The overarching aim of our proposed research is to examine the effect of MDAD on child health outcomes, with a special focus on the role that MDAD plays in the development of child depression and anxiety disorders (CDAD) in adolescence. In particular, this research will provide robust empirical evidence to understand how depression and anxiety disorders are transmitted from one generation to the next and to help design interventions aimed at reducing the negative consequences of poor maternal mental health for children.
To achieve this aim, we will address the following research questions:
1) Are the negative effects of MDAD on children exclusively explained by genetic transmission and family background characteristics? Or are these negative effects also explained by changes in the child's home environment? If the transmission of mental and anxiety disorders is explained exclusively by genetic traits and family background characteristics, then interventions targeted at reducing the negative effect of MDAD on maternal behaviour, e.g. through cognitive behavioural therapy, would be ineffective. On the contrary, evidence on significant effects of MDAD after controlling for genetic and family background characteristics would suggest that MDAD can lead to changes in the child home environment, e.g. changes in maternal behaviour, harsher parenting style and lower time investments in the child, with negative consequences on children.
2) Do school policies and health practices have a role in attenuating the negative effect of maternal depression on children? We will answer this research question by focusing on whether starting school earlier harms or protects children who are exposed to MDAD, and on whether an early diagnosis of maternal depression can attenuate the negative effects suffered by children.
We will develop and use state-of-the-art estimation methods in combination with a novel administrative dataset covering general practices and hospitals created by merging two population-based health databases from England - namely QResearch and Hospital Episode Statistics. Using this merged database, we will create a longitudinal household dataset that will allow us to study the mental health of mothers and their children at different stages of the children's lives up to adolescence.
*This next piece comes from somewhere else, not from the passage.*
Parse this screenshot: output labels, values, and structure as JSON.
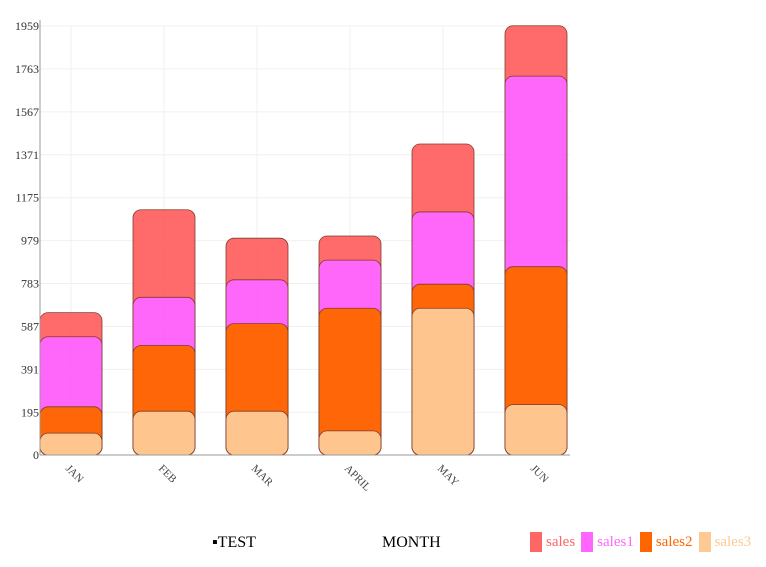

We are a multi-disciplinary team from the Universities of Oxford and York, consisting of experts in applied econometric methods, child and maternal mental health, psychology, general practice, and on the data that we plan to utilise.
We will translate our research findings into advice for policy-makers to help them design new interventions aimed at achieving better outcomes for patients suffering from maternal mental health issues and their children. Our research will also have an impact on health practitioners, psychologists, academics and charities working with mothers and children. We will produce papers aimed at academics as well as non-technical outputs to engage with policy-makers and a non-academic audience. Furthermore, by sharing and explaining our data and estimation methods to academics, we will build capacity for further research based on large health datasets.
The final central element of the project will be to build the capacity of early career researchers to undertake and lead large interdisciplinary projects.